In Carey Bay the CTTT referred to the above judgement as being 'illuminating and binding' (at paragraph 37) and held that any recovery must be based on a 'proper or chargeable connection with the conduct, management and maintenance of Carey Bay Self Care', that this had not been demonstrated and so disallowed any recovery.

This has potentially wider application to smaller, or even single-site, operators as clause 17(2) of the Retirement Villages Regulation 2009 provides that in relation to 'any costs associated with the operator's head office or any management or administration fees, these are to be broken down to show the goods or services to which they relate ...' (emphasis added). Clause 26(e) goes onto provide that a pre-condition of recovery via recurrent charges is that such 'costs or fees are associated with providing services to residents of the retirement village' (emphasis added). 

The CTTT and the District Court have set the bar quite high in this respect, certainly higher than is expected of a strata manager.

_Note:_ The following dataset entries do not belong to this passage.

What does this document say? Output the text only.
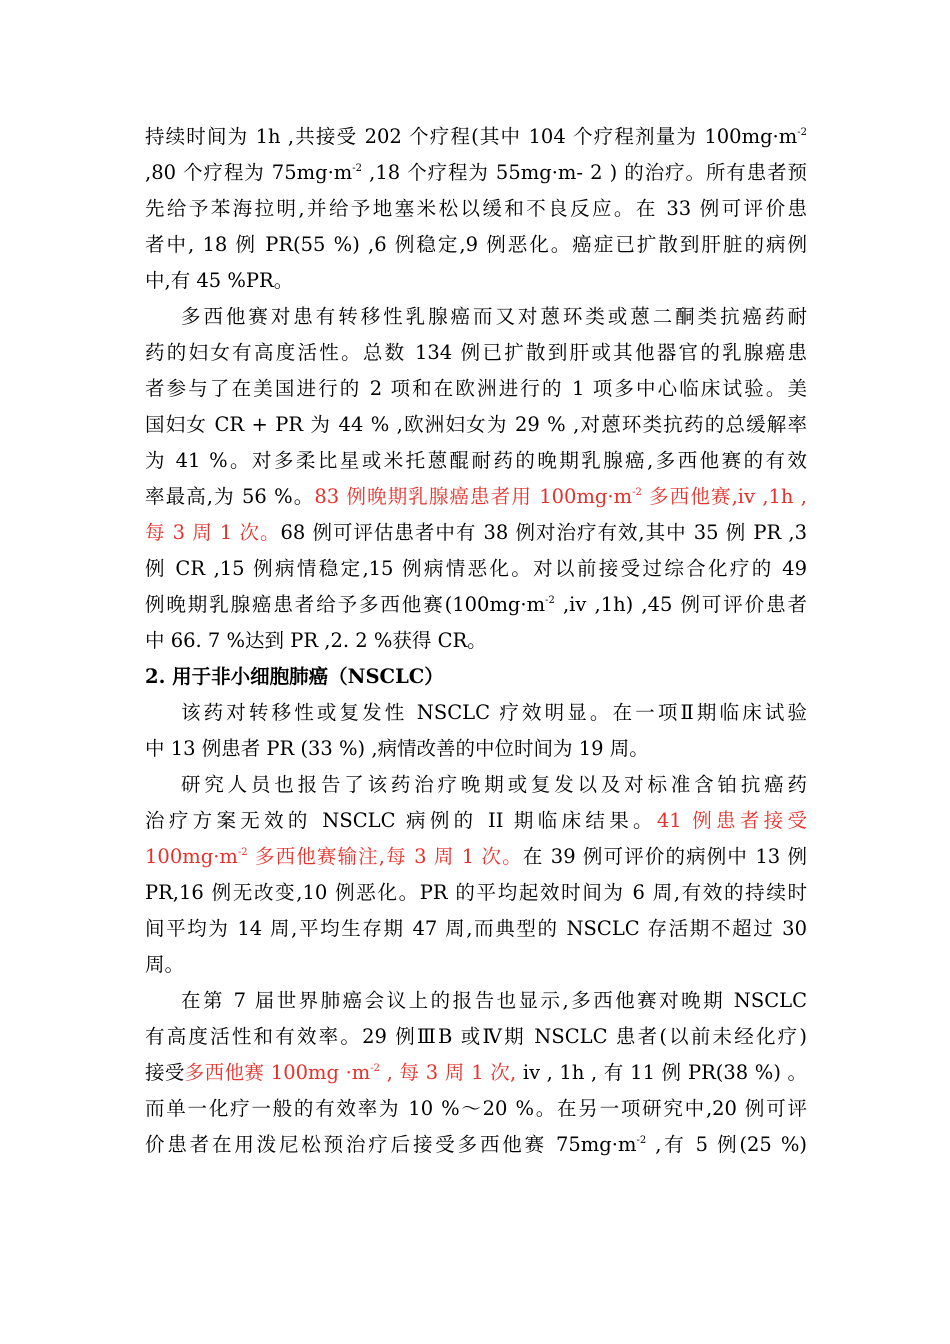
持续时间为 1h ,共接受 202 个疗程(其中 104 个疗程剂量为 $100mg\cdot m^{-2}$
,80 个疗程为 $75mg\cdot m^{-2}$ ,18 个疗程为 55mg·m- 2 ) 的治疗。所有患者预
先给予苯海拉明,并给予地塞米松以缓和不良反应。在 33 例可评价患
者中, 18 例 PR(55 %) ,6 例稳定,9 例恶化。癌症已扩散到肝脏的病例
中,有 45 %PR。
多西他赛对患有转移性乳腺癌而又对蒽环类或蒽二酮类抗癌药耐
药的妇女有高度活性。总数 134 例已扩散到肝或其他器官的乳腺癌患
者参与了在美国进行的 2 项和在欧洲进行的 1 项多中心临床试验。美
国妇女 CR + PR 为 44 % ,欧洲妇女为 29 % ,对蒽环类抗药的总缓解率
为 41 %。对多柔比星或米托蒽醌耐药的晚期乳腺癌,多西他赛的有效
率最高,为 56 %。83 例晚期乳腺癌患者用 $100mg\cdot m^{-2}$ 多西他赛,iv ,1h ,
每 3 周 1 次。68 例可评估患者中有 38 例对治疗有效,其中 35 例 PR ,3
例 CR ,15 例病情稳定,15 例病情恶化。对以前接受过综合化疗的 49
例晚期乳腺癌患者给予多西他赛($100mg\cdot m^{-2}$ ,iv ,1h) ,45 例可评价患者
中 66. 7 %达到 PR ,2. 2 %获得 CR。
2. 用于非小细胞肺癌（NSCLC）
该药对转移性或复发性 NSCLC 疗效明显。在一项Ⅱ期临床试验
中 13 例患者 PR (33 %) ,病情改善的中位时间为 19 周。
研究人员也报告了该药治疗晚期或复发以及对标准含铂抗癌药
治疗方案无效的 NSCLC 病例的 II 期临床结果。41 例患者接受
$100mg\cdot m^{-2}$ 多西他赛输注,每 3 周 1 次。在 39 例可评价的病例中 13 例
PR,16 例无改变,10 例恶化。PR 的平均起效时间为 6 周,有效的持续时
间平均为 14 周,平均生存期 47 周,而典型的 NSCLC 存活期不超过 30
周。
在第 7 届世界肺癌会议上的报告也显示,多西他赛对晚期 NSCLC
有高度活性和有效率。29 例ⅢB 或Ⅳ期 NSCLC 患者(以前未经化疗)
接受多西他赛 $100mg \cdot m^{-2}$ , 每 3 周 1 次, iv , 1h , 有 11 例 PR(38 %) 。
而单一化疗一般的有效率为 10 %～20 %。在另一项研究中,20 例可评
价患者在用泼尼松预治疗后接受多西他赛 $75mg\cdot m^{-2}$ ,有 5 例(25 %)
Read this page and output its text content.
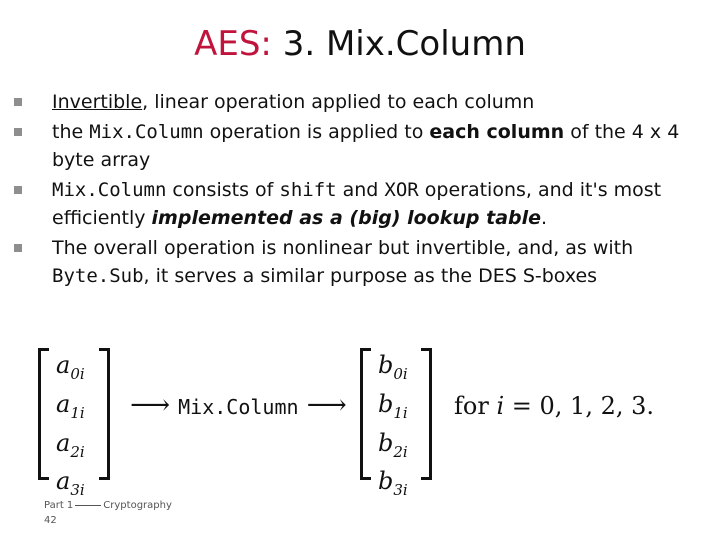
AES: 3. Mix.Column
Invertible, linear operation applied to each column
the Mix.Column operation is applied to each column of the 4 x 4 byte array
Mix.Column consists of shift and XOR operations, and it's most efficiently implemented as a (big) lookup table.
The overall operation is nonlinear but invertible, and, as with Byte.Sub, it serves a similar purpose as the DES S-boxes
$a_{0i}$
$a_{1i}$
$a_{2i}$
$a_{3i}$
⟶ Mix.Column ⟶
$b_{0i}$
$b_{1i}$
$b_{2i}$
$b_{3i}$
for i = 0, 1, 2, 3.
Part 1	Cryptography
42
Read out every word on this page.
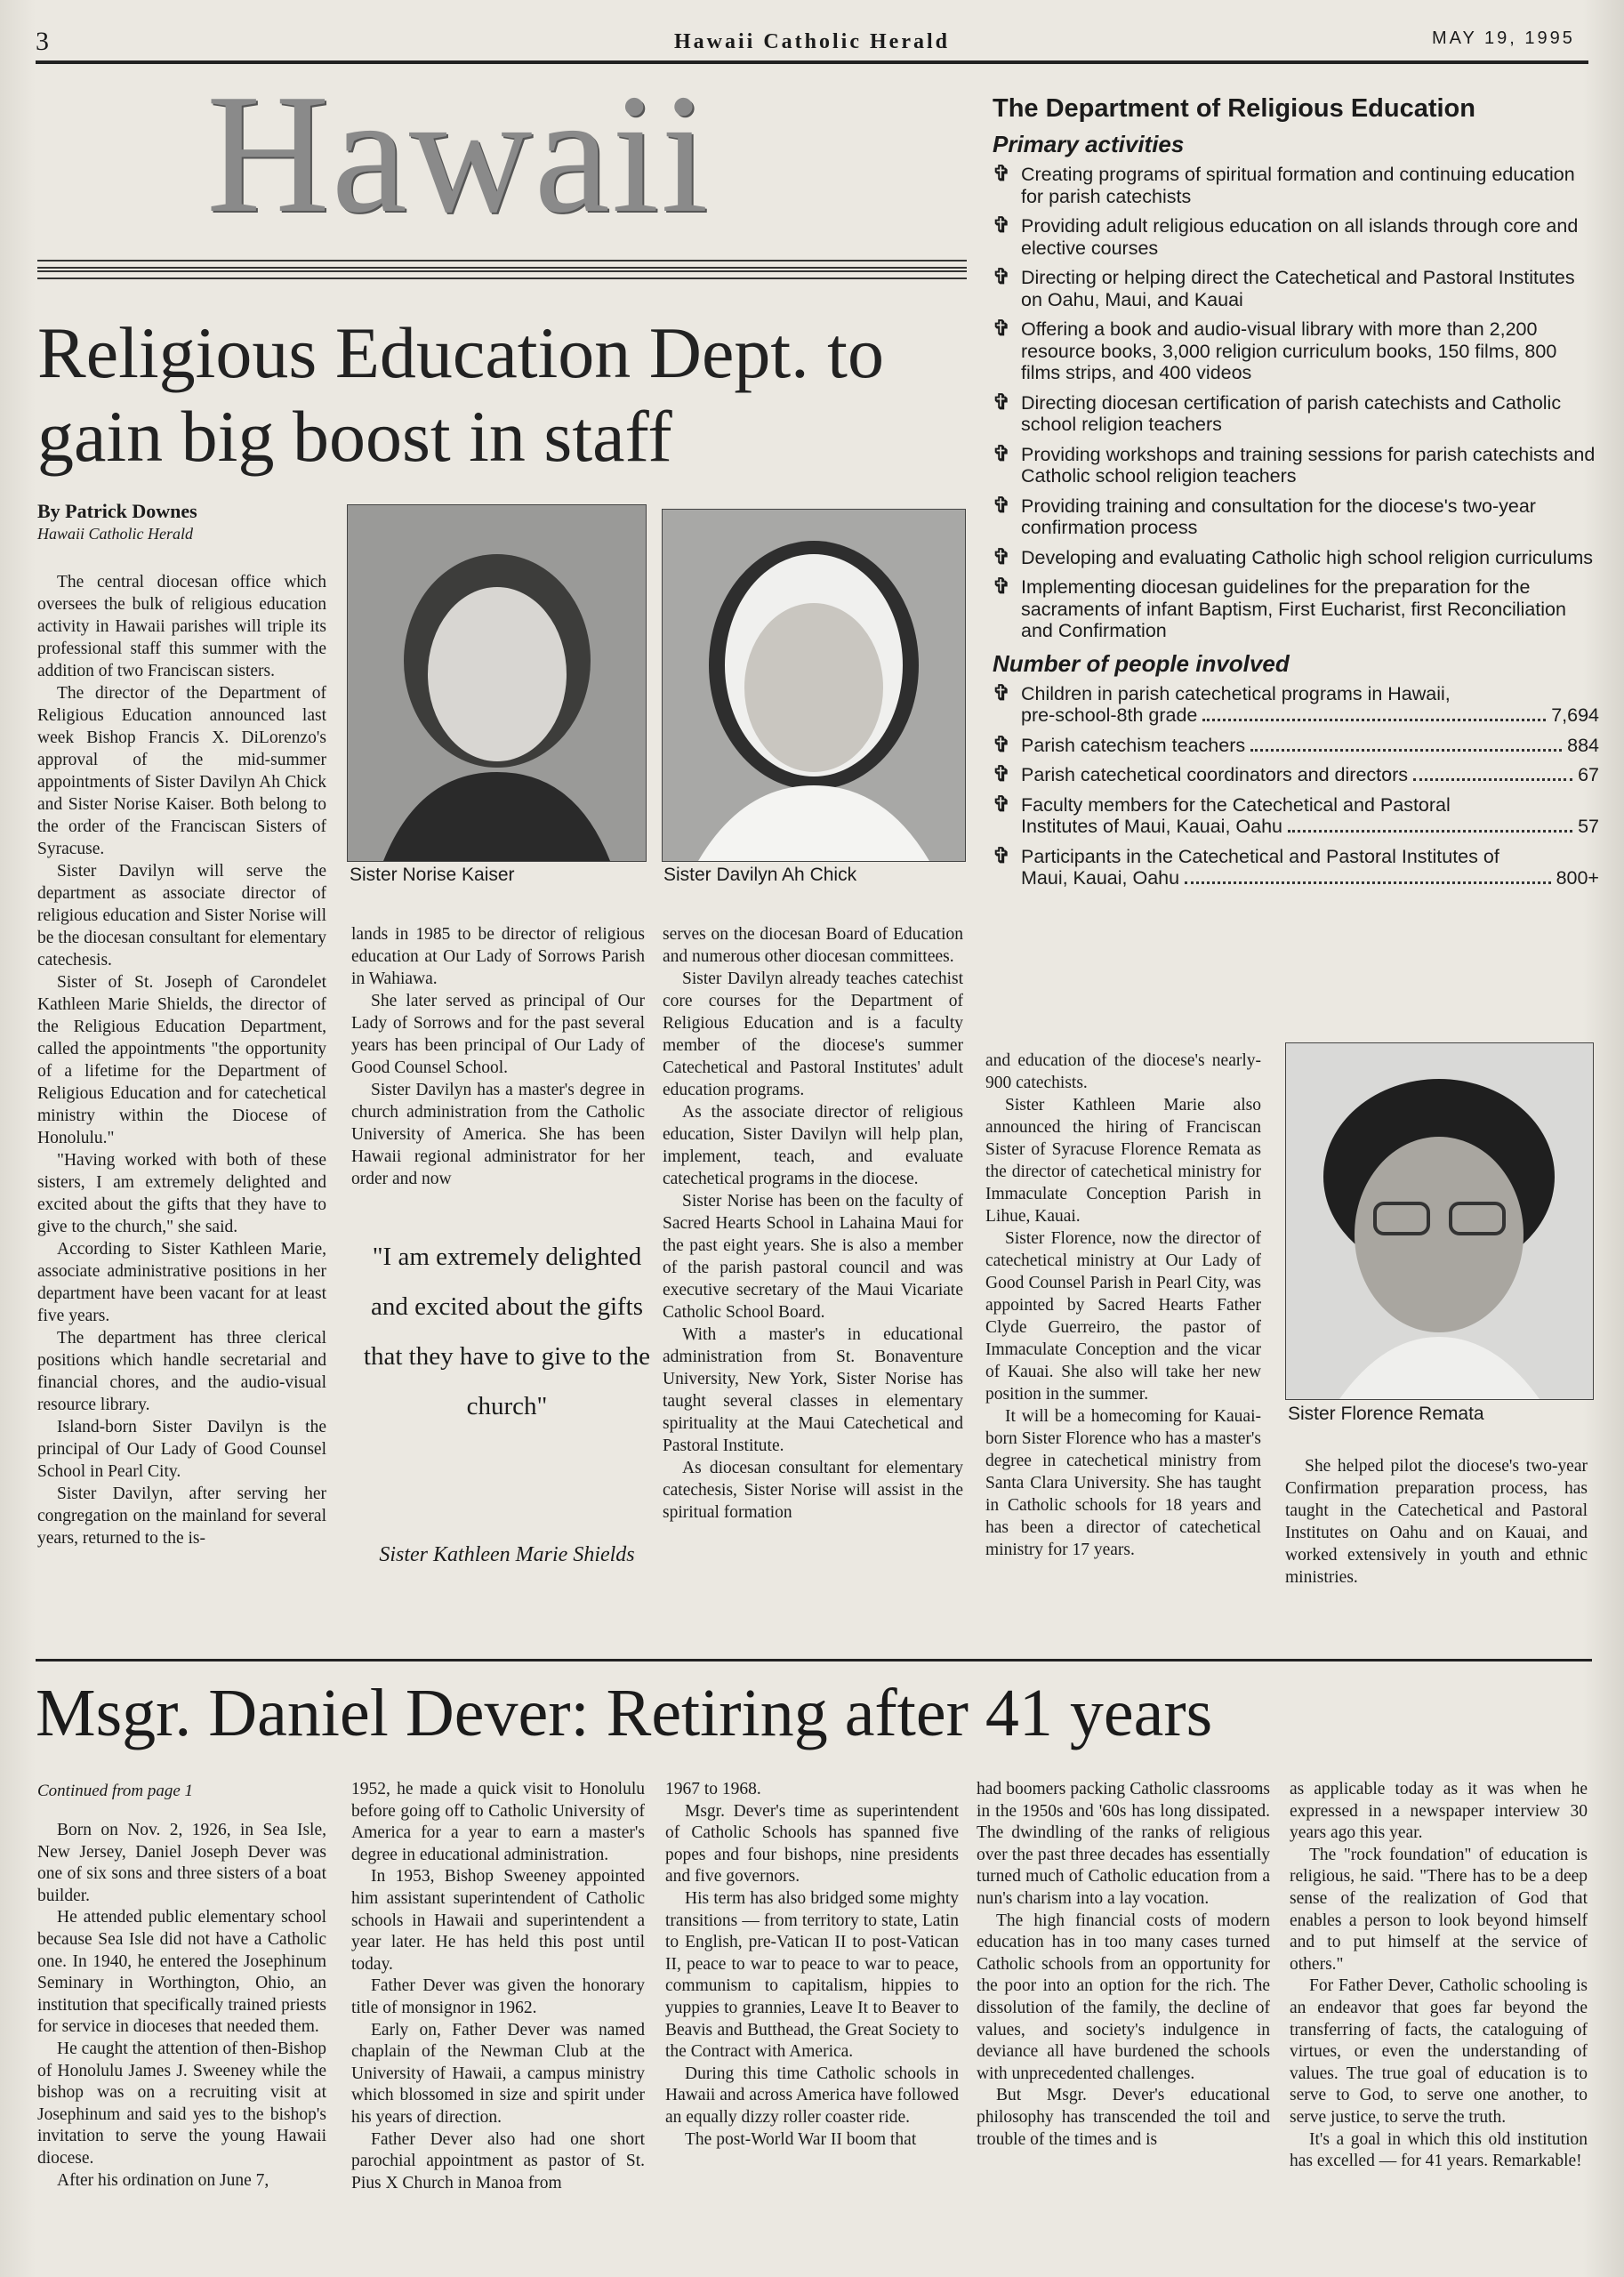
3	Hawaii Catholic Herald	MAY 19, 1995
Hawaii
Religious Education Dept. to gain big boost in staff
By Patrick Downes
Hawaii Catholic Herald

The central diocesan office which oversees the bulk of religious education activity in Hawaii parishes will triple its professional staff this summer with the addition of two Franciscan sisters.

The director of the Department of Religious Education announced last week Bishop Francis X. DiLorenzo's approval of the mid-summer appointments of Sister Davilyn Ah Chick and Sister Norise Kaiser. Both belong to the order of the Franciscan Sisters of Syracuse.

Sister Davilyn will serve the department as associate director of religious education and Sister Norise will be the diocesan consultant for elementary catechesis.

Sister of St. Joseph of Carondelet Kathleen Marie Shields, the director of the Religious Education Department, called the appointments "the opportunity of a lifetime for the Department of Religious Education and for catechetical ministry within the Diocese of Honolulu."

"Having worked with both of these sisters, I am extremely delighted and excited about the gifts that they have to give to the church," she said.

According to Sister Kathleen Marie, associate administrative positions in her department have been vacant for at least five years.

The department has three clerical positions which handle secretarial and financial chores, and the audio-visual resource library.

Island-born Sister Davilyn is the principal of Our Lady of Good Counsel School in Pearl City.

Sister Davilyn, after serving her congregation on the mainland for several years, returned to the is-

Sister Norise Kaiser	Sister Davilyn Ah Chick

lands in 1985 to be director of religious education at Our Lady of Sorrows Parish in Wahiawa.

She later served as principal of Our Lady of Sorrows and for the past several years has been principal of Our Lady of Good Counsel School.

Sister Davilyn has a master's degree in church administration from the Catholic University of America. She has been Hawaii regional administrator for her order and now

"I am extremely delighted and excited about the gifts that they have to give to the church"
Sister Kathleen Marie Shields

serves on the diocesan Board of Education and numerous other diocesan committees.

Sister Davilyn already teaches catechist core courses for the Department of Religious Education and is a faculty member of the diocese's summer Catechetical and Pastoral Institutes' adult education programs.

As the associate director of religious education, Sister Davilyn will help plan, implement, teach, and evaluate catechetical programs in the diocese.

Sister Norise has been on the faculty of Sacred Hearts School in Lahaina Maui for the past eight years. She is also a member of the parish pastoral council and was executive secretary of the Maui Vicariate Catholic School Board.

With a master's in educational administration from St. Bonaventure University, New York, Sister Norise has taught several classes in elementary spirituality at the Maui Catechetical and Pastoral Institute.

As diocesan consultant for elementary catechesis, Sister Norise will assist in the spiritual formation

and education of the diocese's nearly-900 catechists.

Sister Kathleen Marie also announced the hiring of Franciscan Sister of Syracuse Florence Remata as the director of catechetical ministry for Immaculate Conception Parish in Lihue, Kauai.

Sister Florence, now the director of catechetical ministry at Our Lady of Good Counsel Parish in Pearl City, was appointed by Sacred Hearts Father Clyde Guerreiro, the pastor of Immaculate Conception and the vicar of Kauai. She also will take her new position in the summer.

It will be a homecoming for Kauai-born Sister Florence who has a master's degree in catechetical ministry from Santa Clara University. She has taught in Catholic schools for 18 years and has been a director of catechetical ministry for 17 years.

Sister Florence Remata

She helped pilot the diocese's two-year Confirmation preparation process, has taught in the Catechetical and Pastoral Institutes on Oahu and on Kauai, and worked extensively in youth and ethnic ministries.

The Department of Religious Education
Primary activities
✞ Creating programs of spiritual formation and continuing education for parish catechists
✞ Providing adult religious education on all islands through core and elective courses
✞ Directing or helping direct the Catechetical and Pastoral Institutes on Oahu, Maui, and Kauai
✞ Offering a book and audio-visual library with more than 2,200 resource books, 3,000 religion curriculum books, 150 films, 800 films strips, and 400 videos
✞ Directing diocesan certification of parish catechists and Catholic school religion teachers
✞ Providing workshops and training sessions for parish catechists and Catholic school religion teachers
✞ Providing training and consultation for the diocese's two-year confirmation process
✞ Developing and evaluating Catholic high school religion curriculums
✞ Implementing diocesan guidelines for the preparation for the sacraments of infant Baptism, First Eucharist, first Reconciliation and Confirmation
Number of people involved
✞ Children in parish catechetical programs in Hawaii,
pre-school-8th grade	7,694
✞ Parish catechism teachers	884
✞ Parish catechetical coordinators and directors	67
✞ Faculty members for the Catechetical and Pastoral
Institutes of Maui, Kauai, Oahu	57
✞ Participants in the Catechetical and Pastoral Institutes of
Maui, Kauai, Oahu	800+
Msgr. Daniel Dever: Retiring after 41 years
Continued from page 1

Born on Nov. 2, 1926, in Sea Isle, New Jersey, Daniel Joseph Dever was one of six sons and three sisters of a boat builder.

He attended public elementary school because Sea Isle did not have a Catholic one. In 1940, he entered the Josephinum Seminary in Worthington, Ohio, an institution that specifically trained priests for service in dioceses that needed them.

He caught the attention of then-Bishop of Honolulu James J. Sweeney while the bishop was on a recruiting visit at Josephinum and said yes to the bishop's invitation to serve the young Hawaii diocese.

After his ordination on June 7,

1952, he made a quick visit to Honolulu before going off to Catholic University of America for a year to earn a master's degree in educational administration.

In 1953, Bishop Sweeney appointed him assistant superintendent of Catholic schools in Hawaii and superintendent a year later. He has held this post until today.

Father Dever was given the honorary title of monsignor in 1962.

Early on, Father Dever was named chaplain of the Newman Club at the University of Hawaii, a campus ministry which blossomed in size and spirit under his years of direction.

Father Dever also had one short parochial appointment as pastor of St. Pius X Church in Manoa from

1967 to 1968.

Msgr. Dever's time as superintendent of Catholic Schools has spanned five popes and four bishops, nine presidents and five governors.

His term has also bridged some mighty transitions — from territory to state, Latin to English, pre-Vatican II to post-Vatican II, peace to war to peace to war to peace, communism to capitalism, hippies to yuppies to grannies, Leave It to Beaver to Beavis and Butthead, the Great Society to the Contract with America.

During this time Catholic schools in Hawaii and across America have followed an equally dizzy roller coaster ride.

The post-World War II boom that

had boomers packing Catholic classrooms in the 1950s and '60s has long dissipated. The dwindling of the ranks of religious over the past three decades has essentially turned much of Catholic education from a nun's charism into a lay vocation.

The high financial costs of modern education has in too many cases turned Catholic schools from an opportunity for the poor into an option for the rich. The dissolution of the family, the decline of values, and society's indulgence in deviance all have burdened the schools with unprecedented challenges.

But Msgr. Dever's educational philosophy has transcended the toil and trouble of the times and is

as applicable today as it was when he expressed in a newspaper interview 30 years ago this year.

The "rock foundation" of education is religious, he said. "There has to be a deep sense of the realization of God that enables a person to look beyond himself and to put himself at the service of others."

For Father Dever, Catholic schooling is an endeavor that goes far beyond the transferring of facts, the cataloguing of virtues, or even the understanding of values. The true goal of education is to serve to God, to serve one another, to serve justice, to serve the truth.

It's a goal in which this old institution has excelled — for 41 years. Remarkable!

In my view, multi-site and even smaller operators will continue to have problems with cost recovery via recurrent charges unless they use, for example, time-costing software as used by large law and accounting firms to record how all office costs and management or administration fees are attributable to rendering particular services in respect of the particular village. Insurers who can provide a written apportionment of premiums between recoverable risks in particular villages will have a competitive edge over those who do not.

Until such measures are implemented, cost recovery, especially by multi-site operators, remains vulnerable to challenge by residents on the basis of an insufficiently clear and rational method of apportionment. 


An alternative is to outsource head office costs, but this is likely to be more costly for all concerned. 

Further, this may not be completely straight forward where recurrent charges are varied otherwise than in accordance with a fixed formula and the overall increase exceeds CPI. In that case, the operator has an obligation under section 106(2)(c1) to include a statement of 'details of action taken to minimise the proposed variation of recurrent charges'. The CTTT may not look kindly upon an operator's efforts to enhance recoverability that increases the cost borne by residents for the same service. If the overall increase is within CPI taking into account any increase due to outsourcing, then the consent of residents is no longer required under that scenario.

The above is provided by way of general commentary only and does not constitute legal advice.